On the noncommutative and nonassociative geometry of octonionic space time, modified dispersion relations and grand unification

Abstract

The octonionic geometry (gravity) developed long ago by Oliveira and Marques, J. Math. Phys. 26, 3131 (1985) is extended to noncommutative and nonassociative space time coordinates associated with octonionic-valued coordinates and momenta. The octonionic metric Gμν already encompasses the ordinary space time metric gμν, in addition to the Maxwell U(1) and SU(2) Yang-Mills fields such that it implements the Kaluza-Klein Grand unification program without introducing extra space time dimensions.
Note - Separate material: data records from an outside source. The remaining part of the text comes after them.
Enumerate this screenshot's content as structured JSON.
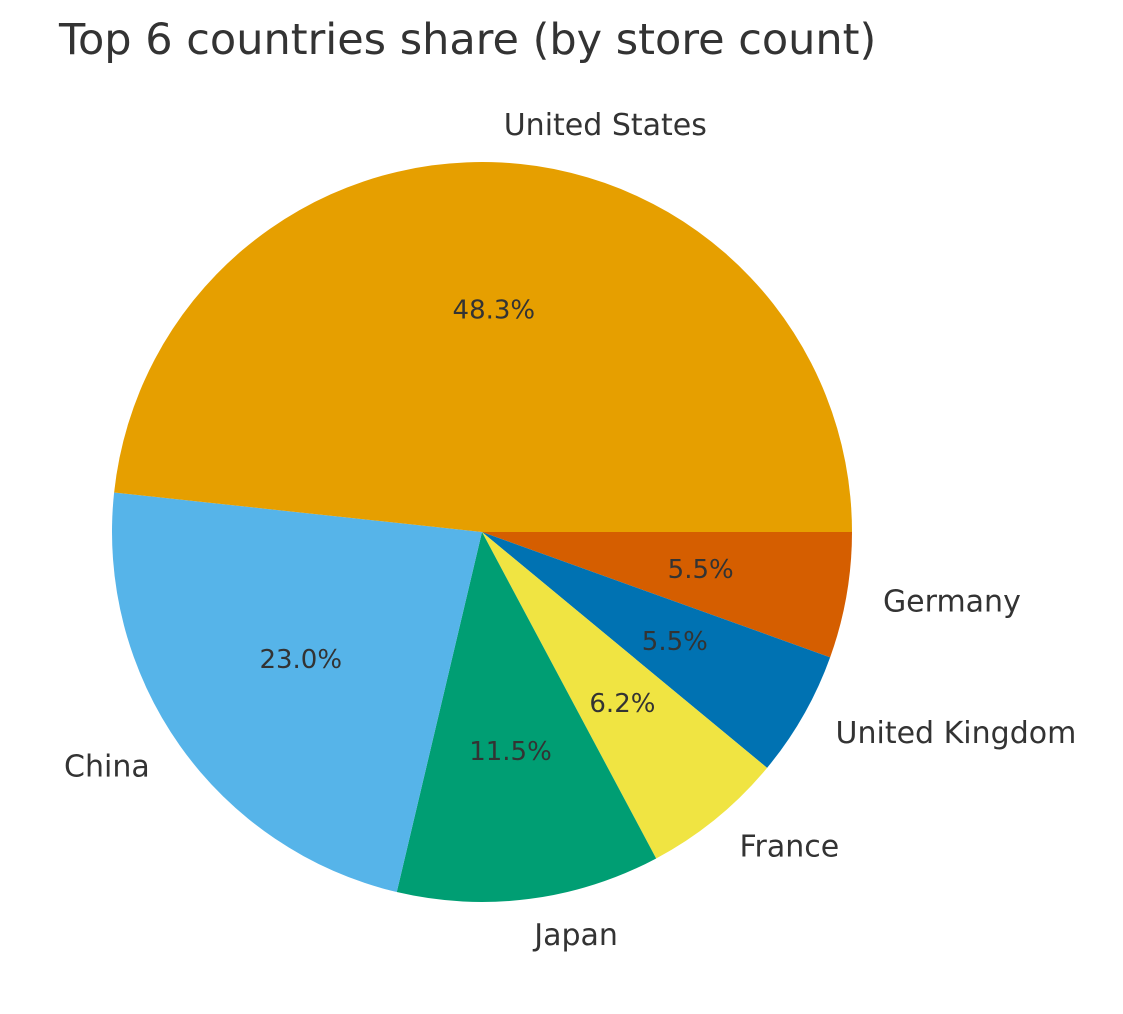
{
  "chart_data": {
    "type": "pie",
    "title": "Top 6 countries share (by store count)",
    "categories": [
      "Germany",
      "United Kingdom",
      "France",
      "Japan",
      "China",
      "United States"
    ],
    "values": [
      5.5,
      5.5,
      6.2,
      11.5,
      23.0,
      48.3
    ],
    "percent_labels": [
      "5.5%",
      "5.5%",
      "6.2%",
      "11.5%",
      "23.0%",
      "48.3%"
    ],
    "colors": [
      "#D55E00",
      "#0072B2",
      "#F0E442",
      "#009E73",
      "#56B4E9",
      "#E69F00"
    ],
    "start_angle_deg": 0,
    "direction": "clockwise",
    "legend": "none"
  }
}
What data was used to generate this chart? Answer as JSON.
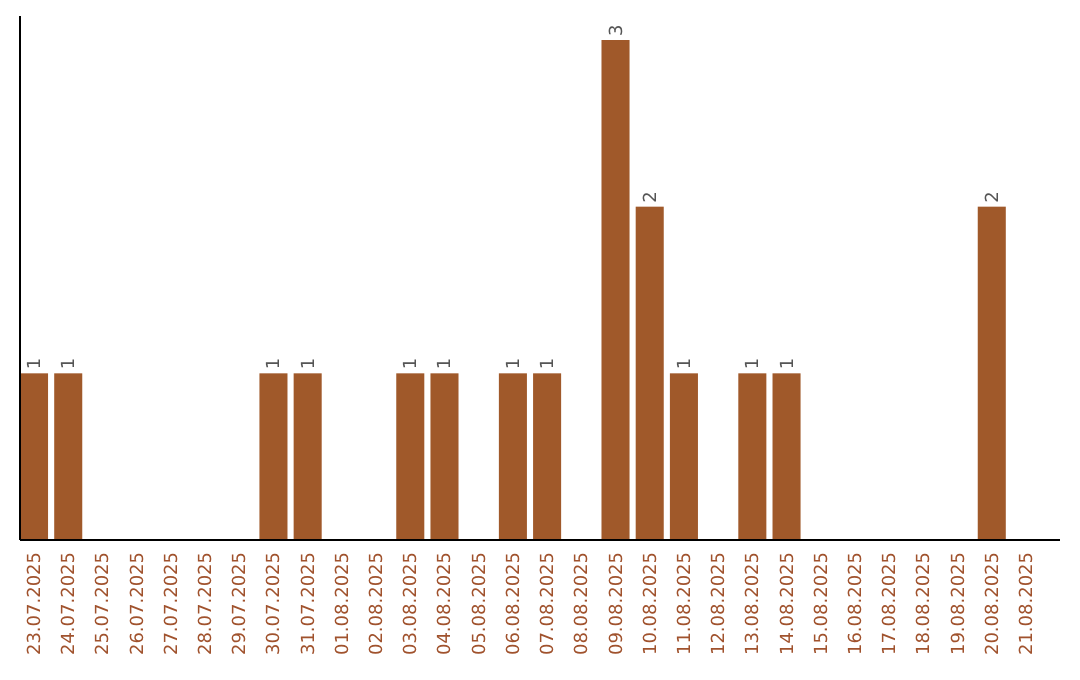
{
  "chart_data": {
    "type": "bar",
    "categories": [
      "23.07.2025",
      "24.07.2025",
      "25.07.2025",
      "26.07.2025",
      "27.07.2025",
      "28.07.2025",
      "29.07.2025",
      "30.07.2025",
      "31.07.2025",
      "01.08.2025",
      "02.08.2025",
      "03.08.2025",
      "04.08.2025",
      "05.08.2025",
      "06.08.2025",
      "07.08.2025",
      "08.08.2025",
      "09.08.2025",
      "10.08.2025",
      "11.08.2025",
      "12.08.2025",
      "13.08.2025",
      "14.08.2025",
      "15.08.2025",
      "16.08.2025",
      "17.08.2025",
      "18.08.2025",
      "19.08.2025",
      "20.08.2025",
      "21.08.2025"
    ],
    "values": [
      1,
      1,
      0,
      0,
      0,
      0,
      0,
      1,
      1,
      0,
      0,
      1,
      1,
      0,
      1,
      1,
      0,
      3,
      2,
      1,
      0,
      1,
      1,
      0,
      0,
      0,
      0,
      0,
      2,
      0
    ],
    "value_labels": [
      "1",
      "1",
      null,
      null,
      null,
      null,
      null,
      "1",
      "1",
      null,
      null,
      "1",
      "1",
      null,
      "1",
      "1",
      null,
      "3",
      "2",
      "1",
      null,
      "1",
      "1",
      null,
      null,
      null,
      null,
      null,
      "2",
      null
    ],
    "color": "#a0592a",
    "grid": false
  }
}
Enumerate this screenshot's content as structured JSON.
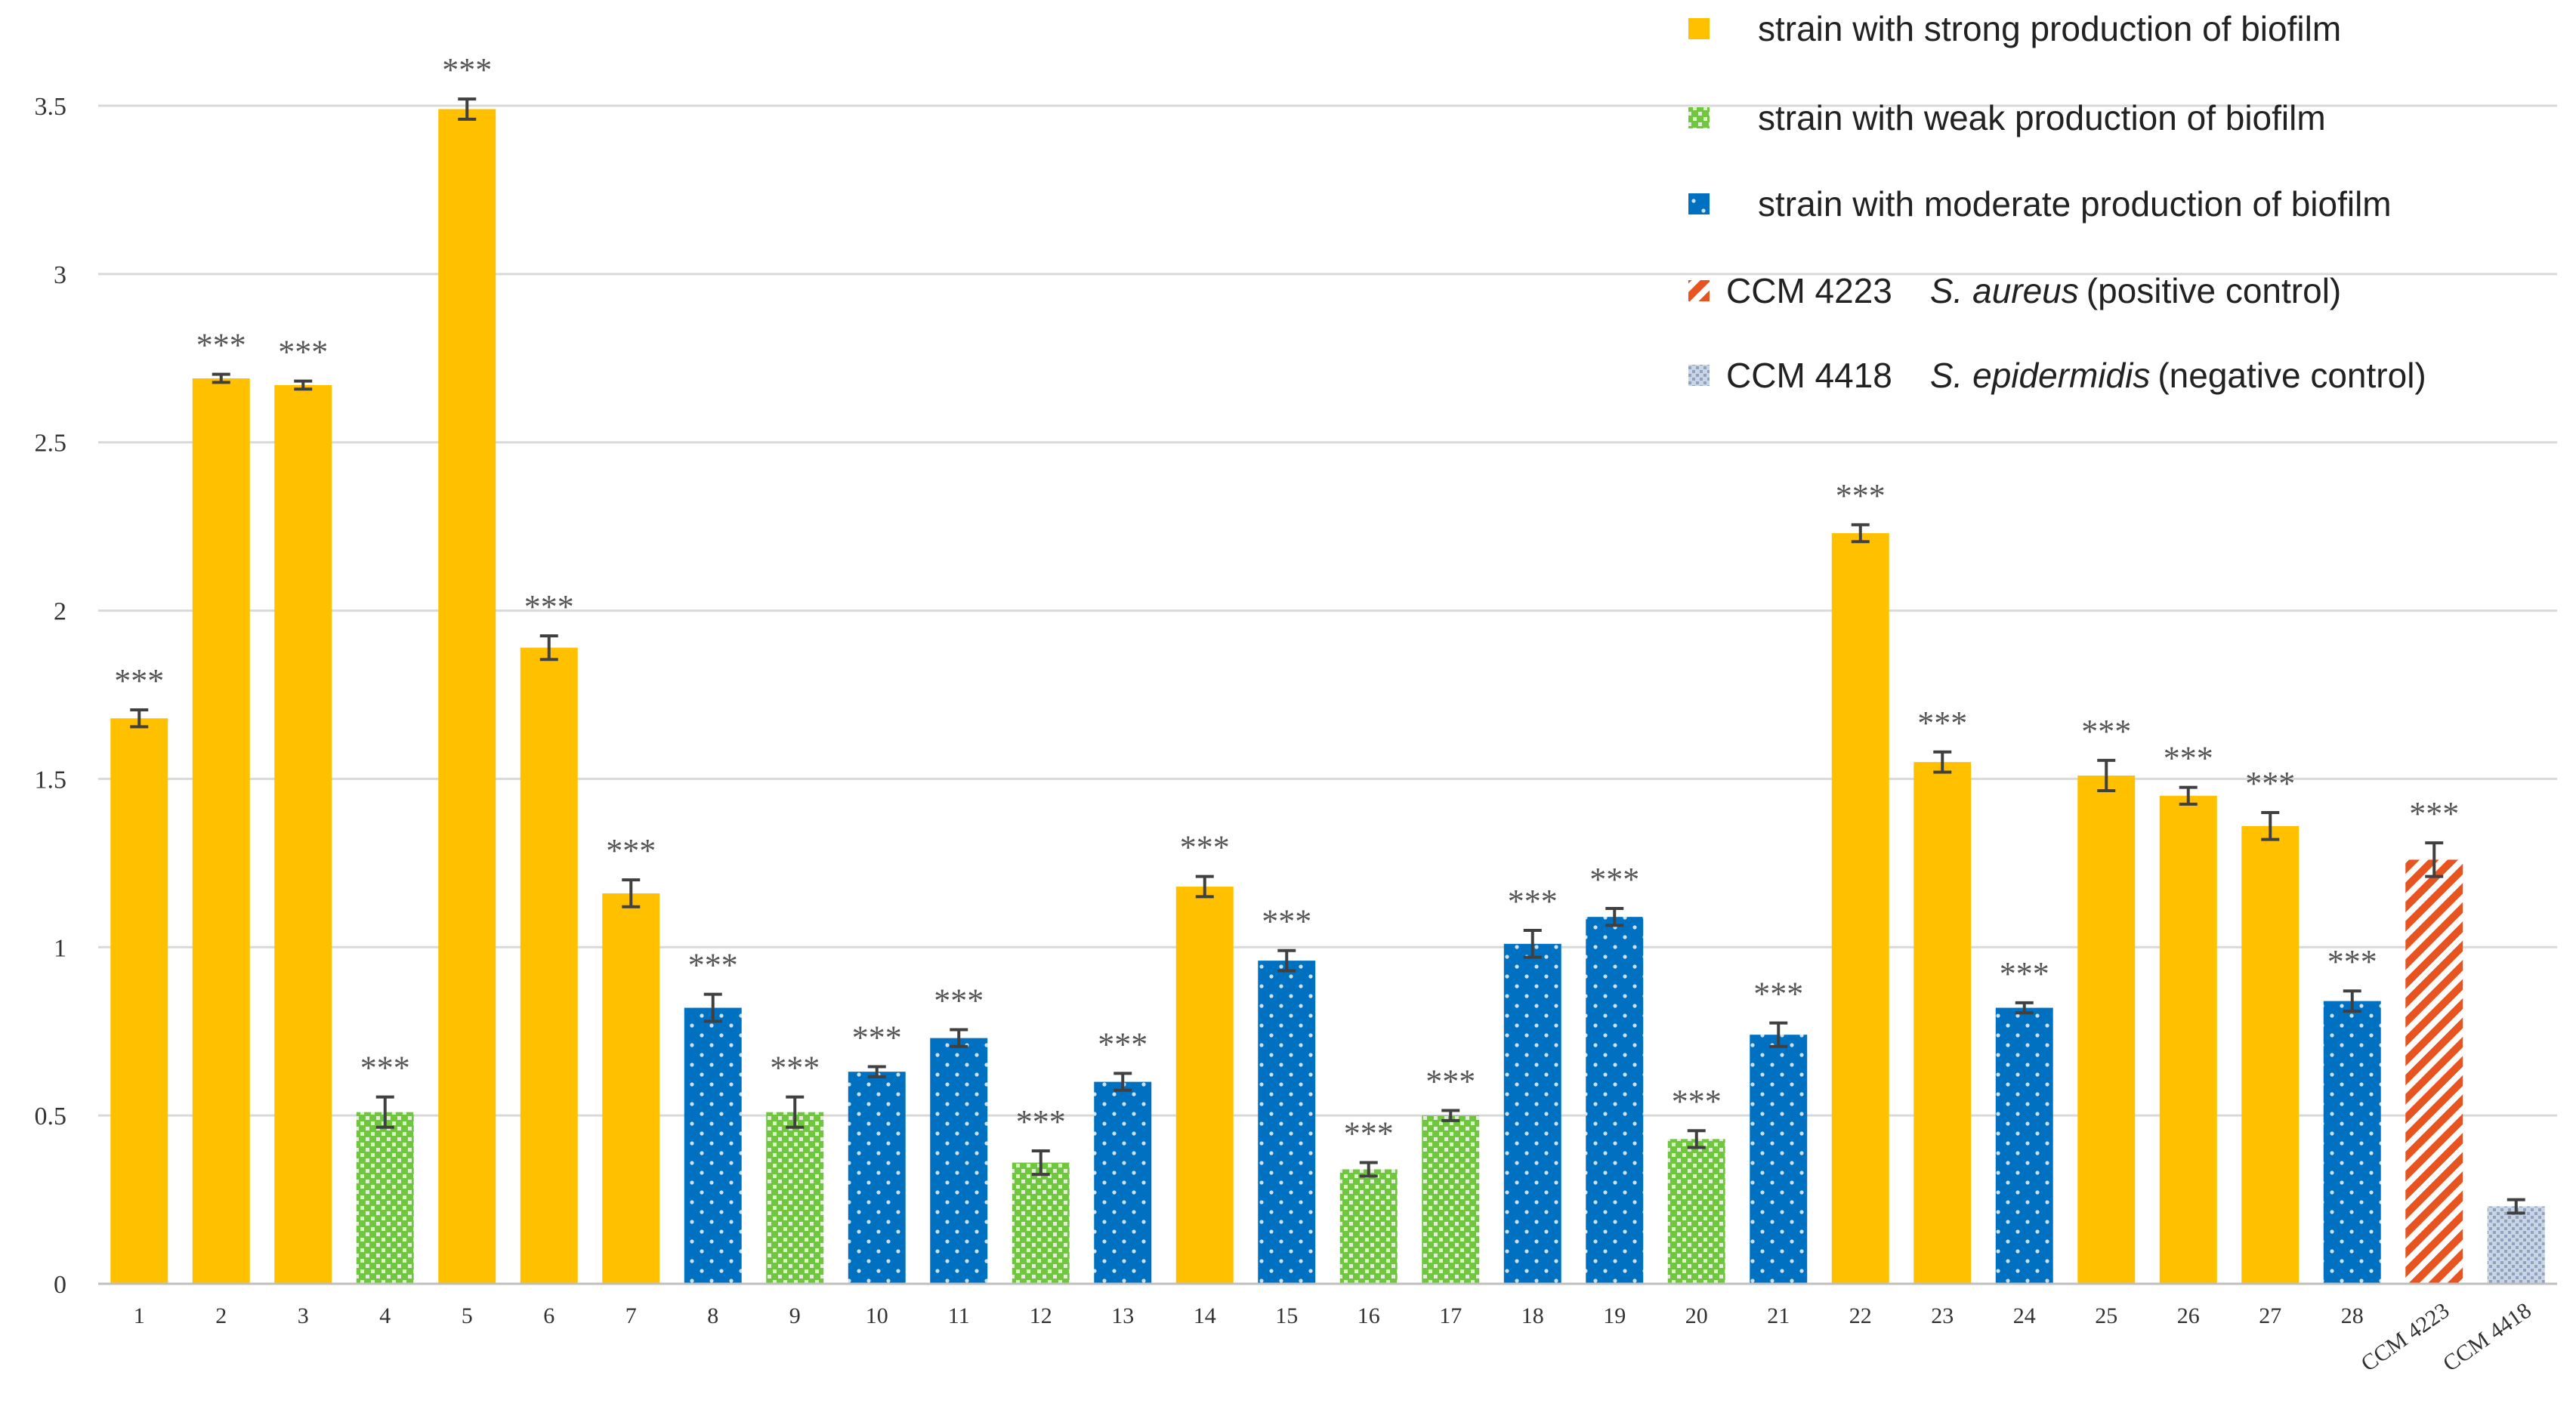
{
  "chart_data": {
    "type": "bar",
    "ylim": [
      0,
      3.5
    ],
    "yticks": [
      "0",
      "0.5",
      "1",
      "1.5",
      "2",
      "2.5",
      "3",
      "3.5"
    ],
    "grid": true,
    "legend_position": "top-right",
    "categories": [
      "1",
      "2",
      "3",
      "4",
      "5",
      "6",
      "7",
      "8",
      "9",
      "10",
      "11",
      "12",
      "13",
      "14",
      "15",
      "16",
      "17",
      "18",
      "19",
      "20",
      "21",
      "22",
      "23",
      "24",
      "25",
      "26",
      "27",
      "28",
      "CCM 4223",
      "CCM 4418"
    ],
    "values": [
      1.68,
      2.69,
      2.67,
      0.51,
      3.49,
      1.89,
      1.16,
      0.82,
      0.51,
      0.63,
      0.73,
      0.36,
      0.6,
      1.18,
      0.96,
      0.34,
      0.5,
      1.01,
      1.09,
      0.43,
      0.74,
      2.23,
      1.55,
      0.82,
      1.51,
      1.45,
      1.36,
      0.84,
      1.26,
      0.23
    ],
    "errors": [
      0.025,
      0.012,
      0.012,
      0.045,
      0.03,
      0.035,
      0.04,
      0.04,
      0.045,
      0.015,
      0.025,
      0.035,
      0.025,
      0.03,
      0.03,
      0.02,
      0.015,
      0.04,
      0.025,
      0.025,
      0.035,
      0.025,
      0.03,
      0.015,
      0.045,
      0.025,
      0.04,
      0.03,
      0.05,
      0.02
    ],
    "groups": [
      "strong",
      "strong",
      "strong",
      "weak",
      "strong",
      "strong",
      "strong",
      "moderate",
      "weak",
      "moderate",
      "moderate",
      "weak",
      "moderate",
      "strong",
      "moderate",
      "weak",
      "weak",
      "moderate",
      "moderate",
      "weak",
      "moderate",
      "strong",
      "strong",
      "moderate",
      "strong",
      "strong",
      "strong",
      "moderate",
      "positive",
      "negative"
    ],
    "significance": [
      "***",
      "***",
      "***",
      "***",
      "***",
      "***",
      "***",
      "***",
      "***",
      "***",
      "***",
      "***",
      "***",
      "***",
      "***",
      "***",
      "***",
      "***",
      "***",
      "***",
      "***",
      "***",
      "***",
      "***",
      "***",
      "***",
      "***",
      "***",
      "***",
      ""
    ],
    "colors": {
      "strong": "#FFC000",
      "weak": "#70C63F",
      "moderate": "#0070C0",
      "positive": "#E8541F",
      "negative": "#A6B6CE"
    },
    "legend": [
      {
        "key": "strong",
        "label": "strain with strong production of biofilm"
      },
      {
        "key": "weak",
        "label": "strain with weak production of biofilm"
      },
      {
        "key": "moderate",
        "label": "strain with moderate production of biofilm"
      },
      {
        "key": "positive",
        "code": "CCM 4223",
        "species": "S. aureus",
        "note": "(positive control)"
      },
      {
        "key": "negative",
        "code": "CCM 4418",
        "species": "S. epidermidis",
        "note": "(negative control)"
      }
    ]
  }
}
The color group SU(3) is a subgroup of the exceptional G2 group which is the automorphism group of the octonion algebra. It is shown that the flux of the SU(2) Yang-Mills field strength Fμν through the area-momentum Σμν in the internal isospin space yields corrections O(1∕MPlanck2) to the energy-momentum dispersion relations without violating Lorentz invariance as it occurs with Hopf algebraic deformations of the Poincare algebra. The known octonionic realizations of the Clifford Cl(8), Cl(4) algebras should permit the construction of octonionic string actions that should have a correspondence with ordinary string actions for strings moving in a curved Clifford-space target background associated with a Cl(3, 1) algebra.